Good Day Dear Reader,

On this rainy day before the official launch party for Tracing the Bones, I want to share my 10 Tips For Writing Chick-Lit (or Really Bad Poetry). I’ve wanted to share it for a while now because it offers to you a tidy and convenient snapshot of how I got to this point as a writer, and it also gives you an example of what you’ll find between the covers of my novels. I get the sense that it was too sad and raw for any bubbly media outlet to publish, so I offer it to you here.

  1. Have a shitty childhood. Your mother should be largely absent, emotionally and/or physically. You definitely want daddy issues. Your father is hypercritical and withholds love. Develop crushes on pop stars and actors. Spend hours daydreaming about being rescued from your boring, shitty life in ways that include airports, limousines and an adoring crowd who love you for reasons you have yet to invent. Marinate in a toxic stew of love-starved neediness. Abandon your arithmetic. Glaze over when reading textbook passages about polar bears and Native Americans. Confuse attention with love. Kiss posters. Make a scrapbook of celebrity hunks.
  2. Suffer an early loss of virginity, preferably while on vacation with Issue Daddy, post-divorce. After a fumbling and painful coitus with an older townie whose surname you’ve already taken in your mind, return to your hotel room. This should be after midnight. Your ass burns with a blossoming rash from the sand, or the concrete deck by the pool. Your braces gleam with a misplaced sense of accomplishment. Your lavender training bra is twisted and possibly inside out. You likely receive your father in his underwear, fuming and ready to murder you. Spend this momentous time running from him and locking yourself in the bathroom. While he screams at you for being a whore, regard yourself in the mirror. Watch as tears roll down your sunburnt cheeks and promise that one day you’ll SHOW HIM.
  3. Major in art, theatre or poetry at college. Make sure you choose a concentration that will assure you absolutely zero money-making potential upon graduation. After all, even if you don’t know it consciously, you are here to nab a husband. Stay old-fashioned but pose as a feminist. Cut your hair short. Wear black lipstick. Get a tattoo of something benign but pretty on your ankle, like grapes. Speak out of turn in class and get passed-out drunk on Midori sours at least three nights a week. During your bedridden hangovers, doodle in your sketchbook portraits of your future anarchist husband. Overeat. Hate yourself. Have unprotected sex with at least two guys in the same week. Maybe one of them is a bartender. You do it in his hot tub. The other guy is on the university football team. He has a bed shaped like a race car and one morning he steals your bicycle.

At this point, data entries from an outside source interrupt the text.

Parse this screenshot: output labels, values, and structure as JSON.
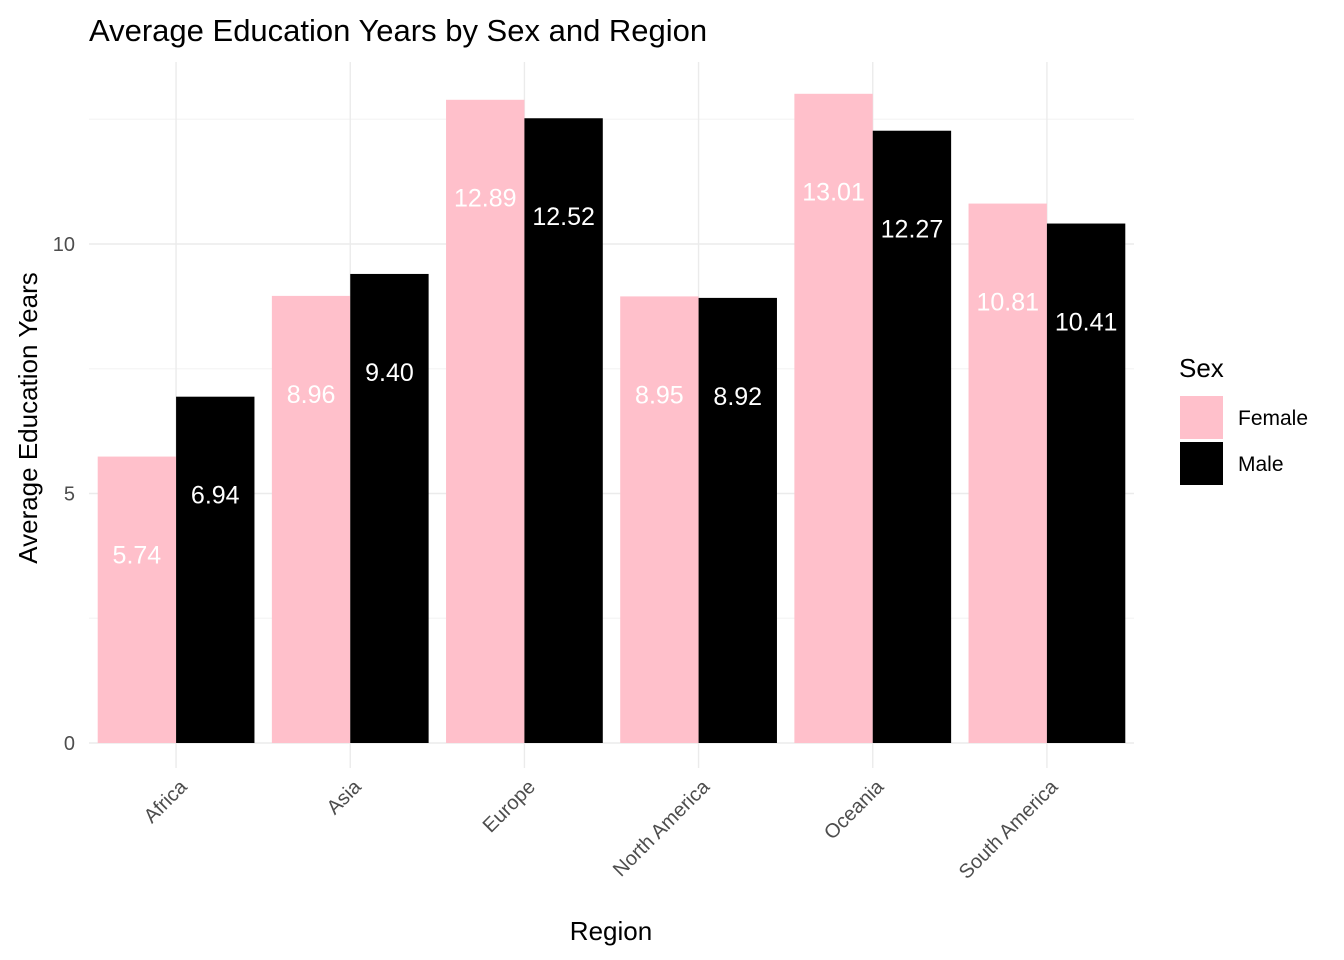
{
  "chart_data": {
    "type": "bar",
    "title": "Average Education Years by Sex and Region",
    "xlabel": "Region",
    "ylabel": "Average Education Years",
    "categories": [
      "Africa",
      "Asia",
      "Europe",
      "North America",
      "Oceania",
      "South America"
    ],
    "series": [
      {
        "name": "Female",
        "color": "#FFC0CB",
        "values": [
          5.74,
          8.96,
          12.89,
          8.95,
          13.01,
          10.81
        ],
        "labels": [
          "5.74",
          "8.96",
          "12.89",
          "8.95",
          "13.01",
          "10.81"
        ]
      },
      {
        "name": "Male",
        "color": "#000000",
        "values": [
          6.94,
          9.4,
          12.52,
          8.92,
          12.27,
          10.41
        ],
        "labels": [
          "6.94",
          "9.40",
          "12.52",
          "8.92",
          "12.27",
          "10.41"
        ]
      }
    ],
    "yticks": [
      0,
      5,
      10
    ],
    "ylim": [
      -0.5,
      13.6
    ],
    "grid": true,
    "legend": {
      "title": "Sex",
      "position": "right"
    },
    "xtick_rotation": 45
  }
}
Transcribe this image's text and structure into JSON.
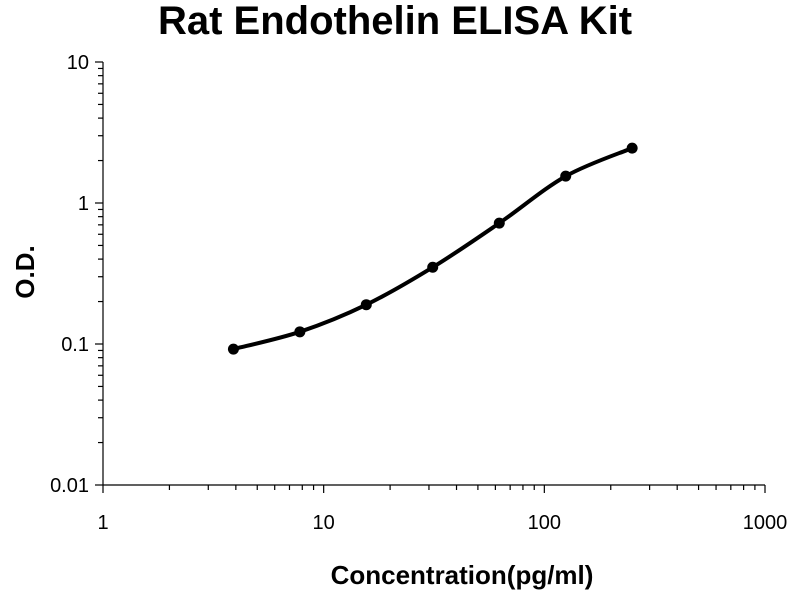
{
  "chart_data": {
    "type": "line",
    "title": "Rat Endothelin ELISA Kit",
    "xlabel": "Concentration(pg/ml)",
    "ylabel": "O.D.",
    "x_scale": "log",
    "y_scale": "log",
    "xlim": [
      1,
      1000
    ],
    "ylim": [
      0.01,
      10
    ],
    "x_ticks": [
      1,
      10,
      100,
      1000
    ],
    "x_tick_labels": [
      "1",
      "10",
      "100",
      "1000"
    ],
    "y_ticks": [
      0.01,
      0.1,
      1,
      10
    ],
    "y_tick_labels": [
      "0.01",
      "0.1",
      "1",
      "10"
    ],
    "grid": false,
    "legend": "none",
    "series": [
      {
        "color": "#000000",
        "x": [
          3.9,
          7.8,
          15.6,
          31.2,
          62.5,
          125,
          250
        ],
        "y": [
          0.092,
          0.122,
          0.19,
          0.35,
          0.72,
          1.55,
          2.45
        ]
      }
    ]
  }
}
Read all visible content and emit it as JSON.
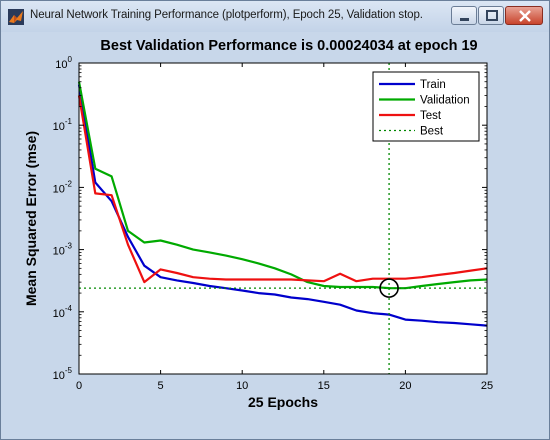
{
  "window": {
    "title": "Neural Network Training Performance (plotperform), Epoch 25, Validation stop."
  },
  "icons": [
    "matlab-icon",
    "minimize-icon",
    "maximize-icon",
    "close-icon"
  ],
  "chart_data": {
    "type": "line",
    "title": "Best Validation Performance is 0.00024034 at epoch 19",
    "xlabel": "25 Epochs",
    "ylabel": "Mean Squared Error  (mse)",
    "xlim": [
      0,
      25
    ],
    "ylim": [
      1e-05,
      1
    ],
    "yscale": "log",
    "grid": false,
    "legend_position": "top-right",
    "x_ticks": [
      0,
      5,
      10,
      15,
      20,
      25
    ],
    "x_tick_labels": [
      "0",
      "5",
      "10",
      "15",
      "20",
      "25"
    ],
    "y_ticks": [
      1,
      0.1,
      0.01,
      0.001,
      0.0001,
      1e-05
    ],
    "y_tick_labels": [
      {
        "base": "10",
        "exp": "0"
      },
      {
        "base": "10",
        "exp": "-1"
      },
      {
        "base": "10",
        "exp": "-2"
      },
      {
        "base": "10",
        "exp": "-3"
      },
      {
        "base": "10",
        "exp": "-4"
      },
      {
        "base": "10",
        "exp": "-5"
      }
    ],
    "x": [
      0,
      1,
      2,
      3,
      4,
      5,
      6,
      7,
      8,
      9,
      10,
      11,
      12,
      13,
      14,
      15,
      16,
      17,
      18,
      19,
      20,
      21,
      22,
      23,
      24,
      25
    ],
    "series": [
      {
        "name": "Train",
        "color": "#0000cc",
        "values": [
          0.45,
          0.012,
          0.006,
          0.0016,
          0.00055,
          0.00036,
          0.00032,
          0.00029,
          0.00026,
          0.00024,
          0.00022,
          0.0002,
          0.00019,
          0.00017,
          0.00016,
          0.000145,
          0.00013,
          0.000105,
          9.5e-05,
          9e-05,
          7.5e-05,
          7.2e-05,
          6.8e-05,
          6.6e-05,
          6.3e-05,
          6e-05
        ]
      },
      {
        "name": "Validation",
        "color": "#00aa00",
        "values": [
          0.5,
          0.02,
          0.015,
          0.002,
          0.0013,
          0.0014,
          0.0012,
          0.001,
          0.0009,
          0.0008,
          0.0007,
          0.0006,
          0.0005,
          0.0004,
          0.0003,
          0.00026,
          0.00025,
          0.00025,
          0.00025,
          0.00024034,
          0.00024,
          0.00026,
          0.00028,
          0.0003,
          0.00032,
          0.00033
        ]
      },
      {
        "name": "Test",
        "color": "#ee1111",
        "values": [
          0.3,
          0.008,
          0.0075,
          0.0012,
          0.0003,
          0.00048,
          0.00042,
          0.00036,
          0.00034,
          0.00033,
          0.00033,
          0.00033,
          0.00033,
          0.00033,
          0.00032,
          0.00031,
          0.00041,
          0.00031,
          0.00034,
          0.00034,
          0.00034,
          0.00036,
          0.00039,
          0.00042,
          0.00046,
          0.0005
        ]
      }
    ],
    "best": {
      "name": "Best",
      "color": "#008800",
      "epoch": 19,
      "value": 0.00024034
    }
  }
}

  4. Have an affair with a republican grad student who, through his cunnilingual prowess, delivers you to such a heightened state of arousal and orgasm that you can’t help but forgive his saggy ass and onion breath. His medium-sized penis is magical, even if his hair resembles an old scouring pad. At first you don’t care that he’s engaged to be married. You just want him for the sex. But when his fiancee visits campus and you see how tall and thin she is you are JEALOUS. Now you threaten to tell her everything. During a party that the three of you attend, Sponge Head Saggy Pants grips your upper arm and hisses at you that he doesn’t care. She won’t believe you anyway. You’re nothing but a silly desperate slut. After this exchange you realize you’re in love.
  5. Graduate by the skin of your teeth. Have an identity crisis as you slowly realize that none of your education amounts to anything in the real world. Free-fall through a cyclone of dead-end jobs—craft service, editing company receptionist, art gallery receptionist, assistant kindergarten teacher, financial company temp, part-time librarian, law firm temp…
  6. Fall in and out of depression. Develop mind-altering crushes on unattainable men, both living and dead, famous and civilian. Sabotage your self-esteem and confidence at every turn. Blame the world for doing this to you. Hate your parents. Try to love Tolstoy, Sylvia Plath and Sartre.
  7. Go to therapy for twelve years. Insist on a sliding scale payment option.
  8. Decide to become an actress. Have a brief affair with the director of an independent short. Admire his tattoos as he has you do one more take of “the urination scene,” which he insists you do for real. As you crouch over a mound of dirt in a public city park with your leather miniskirt hiked up to your nipples, chuckle to yourself about how jealous your grade school friends would be if they could see you now.
  9. In your twelfth year of therapy, wake from a typical afternoon nap as if waking from a twenty-year nightmare. Have an epiphany that no man can ever make you happy—or unhappy for that matter. Weepily scribble the details of your profound enlightenment as another realization slowly dawns on you. Your period is a week late.
  10. Recover from your first and hopefully only abortion in a hotel room at Niagara Falls. Your mother has driven you here. There is nothing left of your romantic dreams. You are alone, bereft, and it is time to rebuild. Open your laptop and begin.